In these texts and others that have informed us of the African American literary tradition, we see references to Call-and-response; such a form that encourages a community by calling upon all people involved. The repetitive interaction emulates what we saw with African fractals, which were brought into effect by the “circular process…referred to as ‘recursion,’ a very powerful concept” (Eglash 17). A dimension of power found in the seed shape of song is its ability to affect the receiving end, partly depending on the singer’s knowledge of it or not; it has value that writers know their readers and listeners closely enough that it may be more than what they are aware of. Here, Gerard Genette’s notion of the paratext comes through as we unknowingly superimpose our own ideas of what song is and means, of what territory should be and conveys. Paratext assumes a process embedded in another —much like when we read, our own thoughts precede and interrupt the words, or lay underneath affecting us. The effect Reagon states in Nobody Knows the Trouble I See, is quite the intentional move of a writer, “[w]ithin African-American culture, there is a very high standard placed on the moment when one not only makes a solid statement of the song or the sermon, but the offering is given in one’s own signature” (Reagon 118). On that same note, in the interview with Reagon, she proposes that the exercise of song for the body is a part of the culture solely because the culture believes it is critical to being a developed person. Whether by personal and structural need, Black artists know how their work can be affective (felt) by employing the power of subtlety in other spoken word. And though the response is mostly expected, it is from this need that the call for it makes itself known to us. 

When we proceed to look for the importance of the seed shape within the literature, we find it right in front of us. It is the Call-and-response we are involved in by interacting with the texts. Seeing how said shape varies not just in its look, but also how it is read and iterated onto the next form challenged what I had thought about songs and more generally art in all of its purposes. Based on what is represented to us as an image of a repeated pattern, we see it as such and become accustomed to how it seems to be. So I’m left knowing that a handful of stories I may have encountered thus far and I tried to reach true understandings of were heavily influenced by who told me them regardless.

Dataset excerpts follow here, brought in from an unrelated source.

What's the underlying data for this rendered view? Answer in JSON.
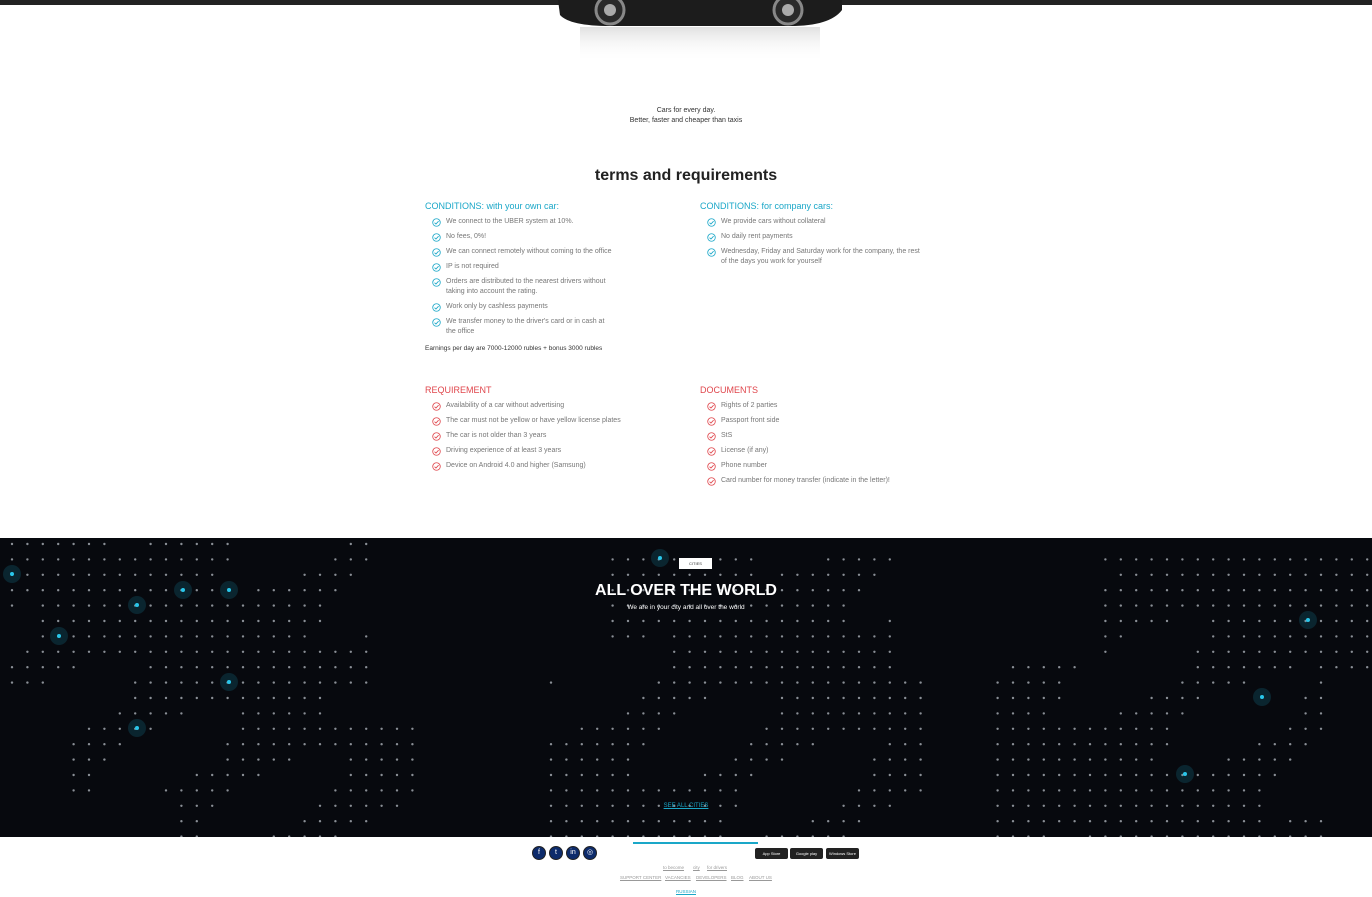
{
  "hero": {
    "tagline_line1": "Cars for every day.",
    "tagline_line2": "Better, faster and cheaper than taxis"
  },
  "terms": {
    "title": "terms and requirements",
    "own_car": {
      "heading": "CONDITIONS: with your own car:",
      "items": [
        "We connect to the UBER system at 10%.",
        "No fees, 0%!",
        "We can connect remotely without coming to the office",
        "IP is not required",
        "Orders are distributed to the nearest drivers without taking into account the rating.",
        "Work only by cashless payments",
        "We transfer money to the driver's card or in cash at the office"
      ],
      "earnings": "Earnings per day are 7000-12000 rubles + bonus 3000 rubles"
    },
    "company_car": {
      "heading": "CONDITIONS: for company cars:",
      "items": [
        "We provide cars without collateral",
        "No daily rent payments",
        "Wednesday, Friday and Saturday work for the company, the rest of the days you work for yourself"
      ]
    },
    "requirement": {
      "heading": "REQUIREMENT",
      "items": [
        "Availability of a car without advertising",
        "The car must not be yellow or have yellow license plates",
        "The car is not older than 3 years",
        "Driving experience of at least 3 years",
        "Device on Android 4.0 and higher (Samsung)"
      ]
    },
    "documents": {
      "heading": "DOCUMENTS",
      "items": [
        "Rights of 2 parties",
        "Passport front side",
        "StS",
        "License (if any)",
        "Phone number",
        "Card number for money transfer (indicate in the letter)!"
      ]
    }
  },
  "world": {
    "tab": "CITIES",
    "title": "ALL OVER THE WORLD",
    "subtitle": "We are in your city and all over the world",
    "see_all": "SEE ALL CITIES",
    "accent": "#1aa7c8"
  },
  "footer": {
    "social": [
      "facebook-icon",
      "twitter-icon",
      "linkedin-icon",
      "instagram-icon"
    ],
    "stores": [
      "App Store",
      "Google play",
      "Windows Store"
    ],
    "links_row1": [
      "to become",
      "city",
      "for drivers"
    ],
    "links_row2": [
      "SUPPORT CENTER",
      "VACANCIES",
      "DEVELOPERS",
      "BLOG",
      "ABOUT US"
    ],
    "language": "RUSSIAN"
  },
  "colors": {
    "teal": "#1aa7c8",
    "red": "#e0464c",
    "dark": "#07090e"
  }
}
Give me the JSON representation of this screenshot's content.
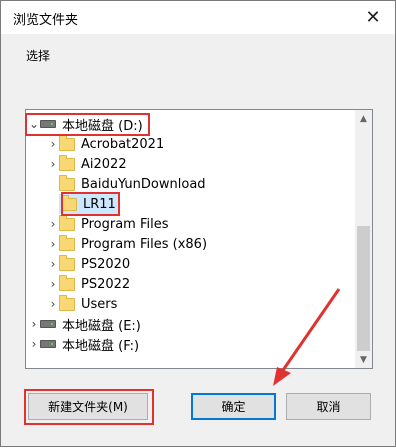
{
  "window": {
    "title": "浏览文件夹",
    "close_label": "✕"
  },
  "instruction": "选择",
  "tree": {
    "items": [
      {
        "label": "本地磁盘 (D:)",
        "type": "drive",
        "level": 0,
        "expanded": true,
        "chev": "⌄"
      },
      {
        "label": "Acrobat2021",
        "type": "folder",
        "level": 1,
        "chev": "›"
      },
      {
        "label": "Ai2022",
        "type": "folder",
        "level": 1,
        "chev": "›"
      },
      {
        "label": "BaiduYunDownload",
        "type": "folder",
        "level": 1,
        "chev": ""
      },
      {
        "label": "LR11",
        "type": "folder",
        "level": 1,
        "chev": "",
        "selected": true
      },
      {
        "label": "Program Files",
        "type": "folder",
        "level": 1,
        "chev": "›"
      },
      {
        "label": "Program Files (x86)",
        "type": "folder",
        "level": 1,
        "chev": "›"
      },
      {
        "label": "PS2020",
        "type": "folder",
        "level": 1,
        "chev": "›"
      },
      {
        "label": "PS2022",
        "type": "folder",
        "level": 1,
        "chev": "›"
      },
      {
        "label": "Users",
        "type": "folder",
        "level": 1,
        "chev": "›"
      },
      {
        "label": "本地磁盘 (E:)",
        "type": "drive",
        "level": 0,
        "chev": "›"
      },
      {
        "label": "本地磁盘 (F:)",
        "type": "drive",
        "level": 0,
        "chev": "›"
      }
    ]
  },
  "buttons": {
    "new_folder": "新建文件夹(M)",
    "ok": "确定",
    "cancel": "取消"
  },
  "colors": {
    "highlight": "#e0332f",
    "selection": "#cce8ff",
    "primary_border": "#0078d7"
  }
}
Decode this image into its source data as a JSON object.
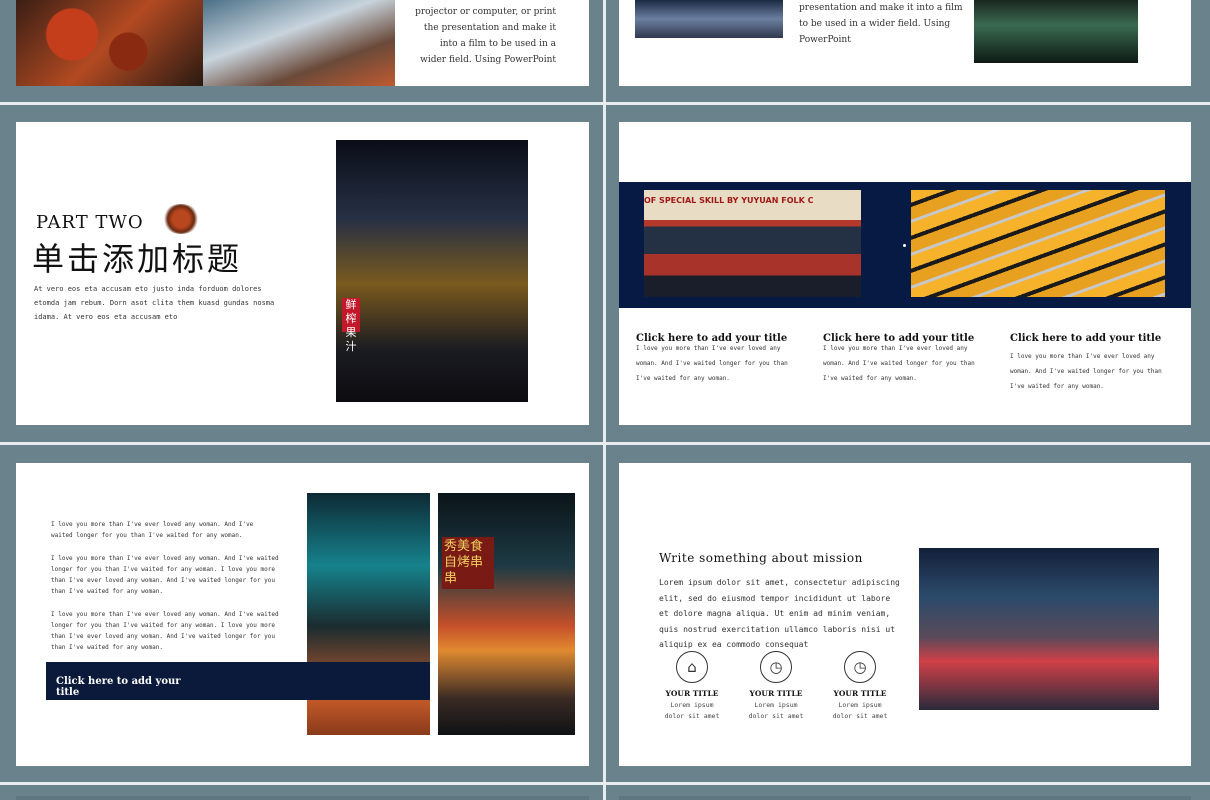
{
  "slide1": {
    "body": "projector or computer, or print the presentation and make it into a film to be used in a wider field. Using PowerPoint"
  },
  "slide2": {
    "body": "presentation and make it into a film to be used in a wider field. Using PowerPoint"
  },
  "slide3": {
    "part": "PART TWO",
    "title": "单击添加标题",
    "body": "At vero eos eta accusam eto justo inda forduom dolores etomda jam rebum. Dorn asot clita them kuasd gundas nosma idama. At vero eos eta accusam eto"
  },
  "slide4": {
    "sign_text": "OF SPECIAL SKILL BY YUYUAN FOLK C",
    "columns": [
      {
        "title": "Click here to add your title",
        "body": "I love you more than I've ever loved any woman. And I've waited longer for you than I've waited for any woman."
      },
      {
        "title": "Click here to add your title",
        "body": "I love you more than I've ever loved any woman. And I've waited longer for you than I've waited for any woman."
      },
      {
        "title": "Click here to add your title",
        "body": "I love you more than I've ever loved any woman. And I've waited longer for you than I've waited for any woman."
      }
    ]
  },
  "slide5": {
    "para1": "I love you more than I've ever loved any woman. And I've waited longer for you than I've waited for any woman.",
    "para2": "I love you more than I've ever loved any woman. And I've waited longer for you than I've waited for any woman. I love you more than I've ever loved any woman. And I've waited longer for you than I've waited for any woman.",
    "para3": "I love you more than I've ever loved any woman. And I've waited longer for you than I've waited for any woman. I love you more than I've ever loved any woman. And I've waited longer for you than I've waited for any woman.",
    "bar_title": "Click here to add your title",
    "sign_text": "秀美食 自烤串串"
  },
  "slide6": {
    "title": "Write something about mission",
    "body": "Lorem ipsum dolor sit amet, consectetur adipiscing elit, sed do eiusmod tempor incididunt ut labore et dolore magna aliqua. Ut enim ad minim veniam, quis nostrud exercitation ullamco laboris nisi ut aliquip ex ea commodo consequat",
    "items": [
      {
        "icon": "home-icon",
        "glyph": "⌂",
        "title": "YOUR TITLE",
        "text": "Lorem ipsum dolor sit amet"
      },
      {
        "icon": "clock-icon",
        "glyph": "◷",
        "title": "YOUR TITLE",
        "text": "Lorem ipsum dolor sit amet"
      },
      {
        "icon": "clock-icon",
        "glyph": "◷",
        "title": "YOUR TITLE",
        "text": "Lorem ipsum dolor sit amet"
      }
    ]
  },
  "colors": {
    "panel": "#6a828c",
    "navy": "#071a44",
    "slide": "#ffffff"
  }
}
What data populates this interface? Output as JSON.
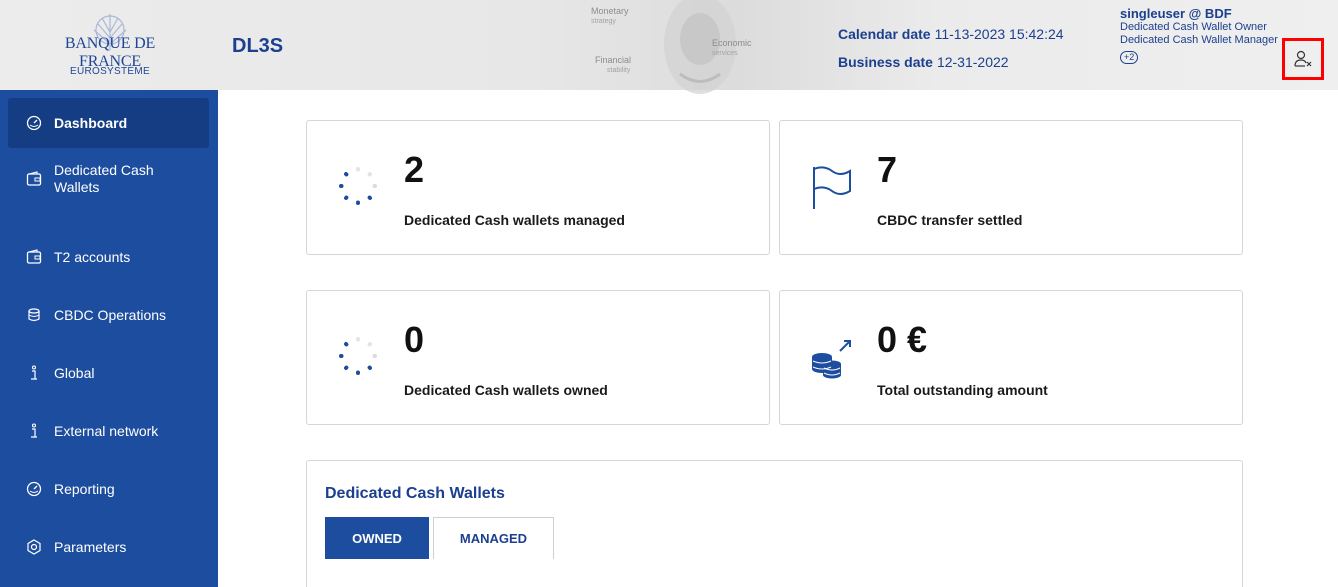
{
  "header": {
    "logo_main": "BANQUE DE FRANCE",
    "logo_sub": "EUROSYSTÈME",
    "app_name": "DL3S",
    "medallion": {
      "monetary": "Monetary",
      "strategy": "strategy",
      "economic": "Economic",
      "services": "services",
      "financial": "Financial",
      "stability": "stability"
    },
    "calendar_label": "Calendar date",
    "calendar_value": "11-13-2023 15:42:24",
    "business_label": "Business date",
    "business_value": "12-31-2022",
    "user": {
      "name": "singleuser @ BDF",
      "roles": [
        "Dedicated Cash Wallet Owner",
        "Dedicated Cash Wallet Manager"
      ],
      "more": "+2",
      "logout_icon": "user-logout-icon"
    }
  },
  "sidebar": {
    "items": [
      {
        "label": "Dashboard",
        "icon": "gauge-icon",
        "active": true
      },
      {
        "label": "Dedicated Cash Wallets",
        "icon": "wallet-icon"
      },
      {
        "label": "T2 accounts",
        "icon": "wallet-icon"
      },
      {
        "label": "CBDC Operations",
        "icon": "coins-icon"
      },
      {
        "label": "Global",
        "icon": "info-icon"
      },
      {
        "label": "External network",
        "icon": "info-icon"
      },
      {
        "label": "Reporting",
        "icon": "gauge-icon"
      },
      {
        "label": "Parameters",
        "icon": "gear-icon"
      }
    ]
  },
  "cards": [
    {
      "value": "2",
      "label": "Dedicated Cash wallets managed",
      "icon": "spinner-icon"
    },
    {
      "value": "7",
      "label": "CBDC transfer settled",
      "icon": "flag-icon"
    },
    {
      "value": "0",
      "label": "Dedicated Cash wallets owned",
      "icon": "spinner-icon"
    },
    {
      "value": "0 €",
      "label": "Total outstanding amount",
      "icon": "coins-arrow-icon"
    }
  ],
  "wallets_panel": {
    "title": "Dedicated Cash Wallets",
    "tabs": [
      {
        "label": "OWNED",
        "active": true
      },
      {
        "label": "MANAGED",
        "active": false
      }
    ]
  },
  "colors": {
    "brand_blue": "#1d4d9e",
    "active_nav": "#143d83",
    "text_blue": "#1c3f8f",
    "highlight_red": "#ff0000"
  }
}
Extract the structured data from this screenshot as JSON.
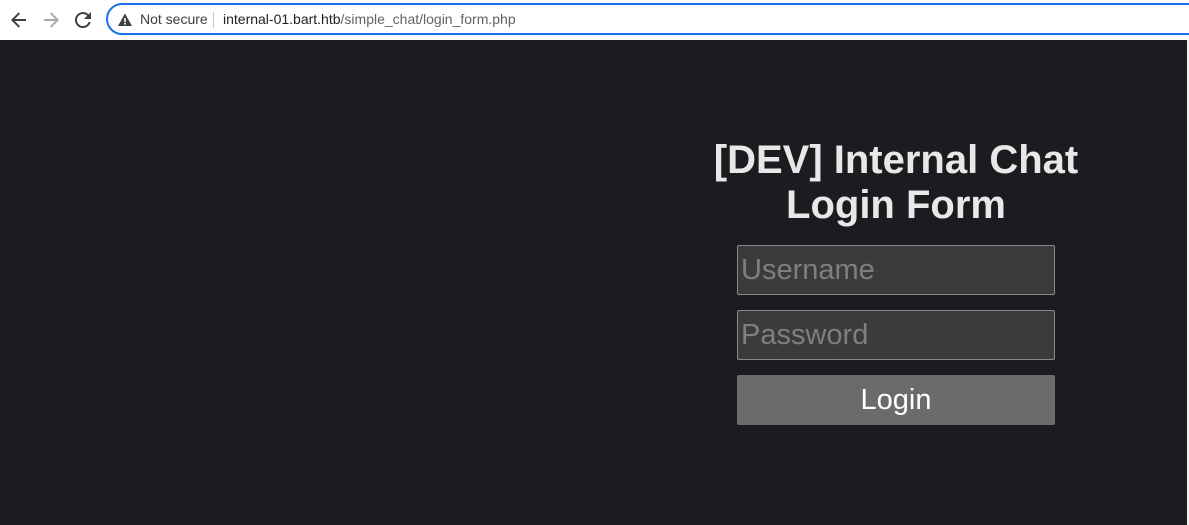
{
  "browser": {
    "security_label": "Not secure",
    "url_host": "internal-01.bart.htb",
    "url_path": "/simple_chat/login_form.php",
    "icons": {
      "back": "arrow-left-icon",
      "forward": "arrow-right-icon",
      "reload": "reload-icon",
      "security": "warning-triangle-icon"
    }
  },
  "login": {
    "title_line1": "[DEV] Internal Chat",
    "title_line2": "Login Form",
    "username_placeholder": "Username",
    "password_placeholder": "Password",
    "submit_label": "Login"
  },
  "colors": {
    "page_background": "#1b1c1f",
    "field_background": "#3b3b3d",
    "button_background": "#6b6b6b",
    "omnibox_focus": "#1a73e8"
  }
}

I mostly think about the saying that goes something like, if you want a new outcome, change the algorithm as well as Lauryn Hill’s speech from 2000 where she states to “think in doses, think in experiences, and don’t be afraid of experiences that teach you.” With the rest of our course, I want to test what I thought I knew about the literature alone, I want to test the understandings I currently have and had on narratives and movements within a story. I wonder about the ways in which Call-and-response could not just adhere to spoken or literary traditions, but also other traditions and forms within vast cultures we can learn from and almost infinitely.